Credit: Macmillan Education/Rob Judges

In vitro expansion of specific palm plant hybrids selected for a high oil yield has been hindered by the development of clones with 'mantled' fruits, in which oil production is drastically reduced. Researchers have now identified that DNA hypomethylation of a retrotransposon — named Karma — and loss of Karma-specific small interfering RNAs (siRNAs) leads to the mantled phenotype. Early detection of defective clones, instead of having to wait years for the plants to mature, will have a profound economic and ecological impact.

Palm oil is the most popular vegetable oil, with a wide variety of applications ranging from food products to cosmetics, detergents and biofuels. However, the ecological cost is high, given that oil palm plantations encroach into environmentally sensitive rainforests. Micropropagation of elite hybrids in culture has been heralded as a solution to maximize palm oil yield, but its success has been curtailed by the occurrence of somaclonal variations, leading to mantled fruits.

To identify the cause of the mantled phenotype, Ong-Abdullah et al. performed a genome-wide DNA methylation analysis by using a DNA methylation-sensitive endonuclease and hybridization to a microarray based on the oil palm (Elaeis guineensis) reference genome. Use of 15 independent somaclonal lineages from 4 independent sources allowed discrimination between epigenetic changes owing to tissue culture and true adaptations by the mantled fruits. DNA methylation in only one region was consistently changed in all mantled fruits, that is, a locus within the EgDEF1 gene — renamed MANTLED by the authors.

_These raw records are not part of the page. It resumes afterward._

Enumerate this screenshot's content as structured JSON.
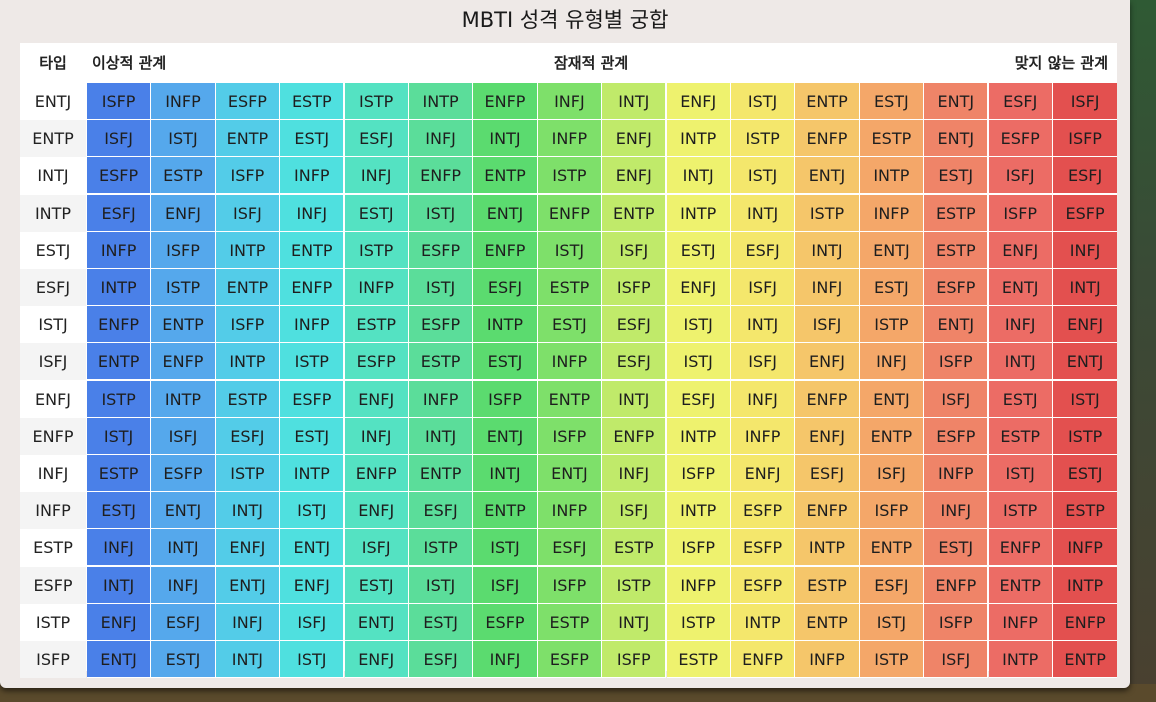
{
  "title": "MBTI 성격 유형별 궁합",
  "headers": {
    "type": "타입",
    "ideal": "이상적 관계",
    "potential": "잠재적 관계",
    "bad": "맞지 않는 관계"
  },
  "column_colors": [
    "#4a80e8",
    "#55a8ec",
    "#53cce8",
    "#4fe0df",
    "#54e2c2",
    "#5bdd9a",
    "#5bdb6f",
    "#7ee06a",
    "#c0ea6a",
    "#eef26e",
    "#f4e76c",
    "#f5c66a",
    "#f4a769",
    "#ef8468",
    "#ec6c65",
    "#e3504f"
  ],
  "rows": [
    {
      "type": "ENTJ",
      "cells": [
        "ISFP",
        "INFP",
        "ESFP",
        "ESTP",
        "ISTP",
        "INTP",
        "ENFP",
        "INFJ",
        "INTJ",
        "ENFJ",
        "ISTJ",
        "ENTP",
        "ESTJ",
        "ENTJ",
        "ESFJ",
        "ISFJ"
      ]
    },
    {
      "type": "ENTP",
      "cells": [
        "ISFJ",
        "ISTJ",
        "ENTP",
        "ESTJ",
        "ESFJ",
        "INFJ",
        "INTJ",
        "INFP",
        "ENFJ",
        "INTP",
        "ISTP",
        "ENFP",
        "ESTP",
        "ENTJ",
        "ESFP",
        "ISFP"
      ]
    },
    {
      "type": "INTJ",
      "cells": [
        "ESFP",
        "ESTP",
        "ISFP",
        "INFP",
        "INFJ",
        "ENFP",
        "ENTP",
        "ISTP",
        "ENFJ",
        "INTJ",
        "ISTJ",
        "ENTJ",
        "INTP",
        "ESTJ",
        "ISFJ",
        "ESFJ"
      ]
    },
    {
      "type": "INTP",
      "cells": [
        "ESFJ",
        "ENFJ",
        "ISFJ",
        "INFJ",
        "ESTJ",
        "ISTJ",
        "ENTJ",
        "ENFP",
        "ENTP",
        "INTP",
        "INTJ",
        "ISTP",
        "INFP",
        "ESTP",
        "ISFP",
        "ESFP"
      ]
    },
    {
      "type": "ESTJ",
      "cells": [
        "INFP",
        "ISFP",
        "INTP",
        "ENTP",
        "ISTP",
        "ESFP",
        "ENFP",
        "ISTJ",
        "ISFJ",
        "ESTJ",
        "ESFJ",
        "INTJ",
        "ENTJ",
        "ESTP",
        "ENFJ",
        "INFJ"
      ]
    },
    {
      "type": "ESFJ",
      "cells": [
        "INTP",
        "ISTP",
        "ENTP",
        "ENFP",
        "INFP",
        "ISTJ",
        "ESFJ",
        "ESTP",
        "ISFP",
        "ENFJ",
        "ISFJ",
        "INFJ",
        "ESTJ",
        "ESFP",
        "ENTJ",
        "INTJ"
      ]
    },
    {
      "type": "ISTJ",
      "cells": [
        "ENFP",
        "ENTP",
        "ISFP",
        "INFP",
        "ESTP",
        "ESFP",
        "INTP",
        "ESTJ",
        "ESFJ",
        "ISTJ",
        "INTJ",
        "ISFJ",
        "ISTP",
        "ENTJ",
        "INFJ",
        "ENFJ"
      ]
    },
    {
      "type": "ISFJ",
      "cells": [
        "ENTP",
        "ENFP",
        "INTP",
        "ISTP",
        "ESFP",
        "ESTP",
        "ESTJ",
        "INFP",
        "ESFJ",
        "ISTJ",
        "ISFJ",
        "ENFJ",
        "INFJ",
        "ISFP",
        "INTJ",
        "ENTJ"
      ]
    },
    {
      "type": "ENFJ",
      "cells": [
        "ISTP",
        "INTP",
        "ESTP",
        "ESFP",
        "ENFJ",
        "INFP",
        "ISFP",
        "ENTP",
        "INTJ",
        "ESFJ",
        "INFJ",
        "ENFP",
        "ENTJ",
        "ISFJ",
        "ESTJ",
        "ISTJ"
      ]
    },
    {
      "type": "ENFP",
      "cells": [
        "ISTJ",
        "ISFJ",
        "ESFJ",
        "ESTJ",
        "INFJ",
        "INTJ",
        "ENTJ",
        "ISFP",
        "ENFP",
        "INTP",
        "INFP",
        "ENFJ",
        "ENTP",
        "ESFP",
        "ESTP",
        "ISTP"
      ]
    },
    {
      "type": "INFJ",
      "cells": [
        "ESTP",
        "ESFP",
        "ISTP",
        "INTP",
        "ENFP",
        "ENTP",
        "INTJ",
        "ENTJ",
        "INFJ",
        "ISFP",
        "ENFJ",
        "ESFJ",
        "ISFJ",
        "INFP",
        "ISTJ",
        "ESTJ"
      ]
    },
    {
      "type": "INFP",
      "cells": [
        "ESTJ",
        "ENTJ",
        "INTJ",
        "ISTJ",
        "ENFJ",
        "ESFJ",
        "ENTP",
        "INFP",
        "ISFJ",
        "INTP",
        "ESFP",
        "ENFP",
        "ISFP",
        "INFJ",
        "ISTP",
        "ESTP"
      ]
    },
    {
      "type": "ESTP",
      "cells": [
        "INFJ",
        "INTJ",
        "ENFJ",
        "ENTJ",
        "ISFJ",
        "ISTP",
        "ISTJ",
        "ESFJ",
        "ESTP",
        "ISFP",
        "ESFP",
        "INTP",
        "ENTP",
        "ESTJ",
        "ENFP",
        "INFP"
      ]
    },
    {
      "type": "ESFP",
      "cells": [
        "INTJ",
        "INFJ",
        "ENTJ",
        "ENFJ",
        "ESTJ",
        "ISTJ",
        "ISFJ",
        "ISFP",
        "ISTP",
        "INFP",
        "ESFP",
        "ESTP",
        "ESFJ",
        "ENFP",
        "ENTP",
        "INTP"
      ]
    },
    {
      "type": "ISTP",
      "cells": [
        "ENFJ",
        "ESFJ",
        "INFJ",
        "ISFJ",
        "ENTJ",
        "ESTJ",
        "ESFP",
        "ESTP",
        "INTJ",
        "ISTP",
        "INTP",
        "ENTP",
        "ISTJ",
        "ISFP",
        "INFP",
        "ENFP"
      ]
    },
    {
      "type": "ISFP",
      "cells": [
        "ENTJ",
        "ESTJ",
        "INTJ",
        "ISTJ",
        "ENFJ",
        "ESFJ",
        "INFJ",
        "ESFP",
        "ISFP",
        "ESTP",
        "ENFP",
        "INFP",
        "ISTP",
        "ISFJ",
        "INTP",
        "ENTP"
      ]
    }
  ]
}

The hypomethylated region in mantled clones corresponds to a newly identified retrotransposon, Karma. Confirmation of differential methylation by quantitative PCR in 49 palm clones showed that this feature can be used as a marker for early identification of faulty clones with 93% sensitivity and 100% specificity. Along these lines, MANTLED hyper- and hypomethylation are referred to as Good Karma and Bad Karma, respectively.

Premature termination of MANTLED, owing to the hypomethylated splice acceptor site in Karma, provides a partial explanation for the mantled phenotype. In addition, the authors found that the meristem (pluripotent tissue containing undifferentiated cells) expresses a cluster of Karma siRNAs; these siRNAs were manifestly reduced in mantled meristems. The findings that the levels of these siRNAs were reduced after 2–7 passages in cultured normal clones and that they were completely absent in mantled clones provide an explanation of how in vitro expansion contributes to the mantled phenotype. Indeed, if meristems are the source of the siRNAs, prolonged detachment of leaf cells in culture would lead to loss of siRNAs and of DNA methylation.

Identifying the molecular marker of the mantled phenotype will allow detection of worthless clones before they are planted and maintained for years. One may also speculate about ways to improve the culturing process, for example, by adding Karma siRNAs.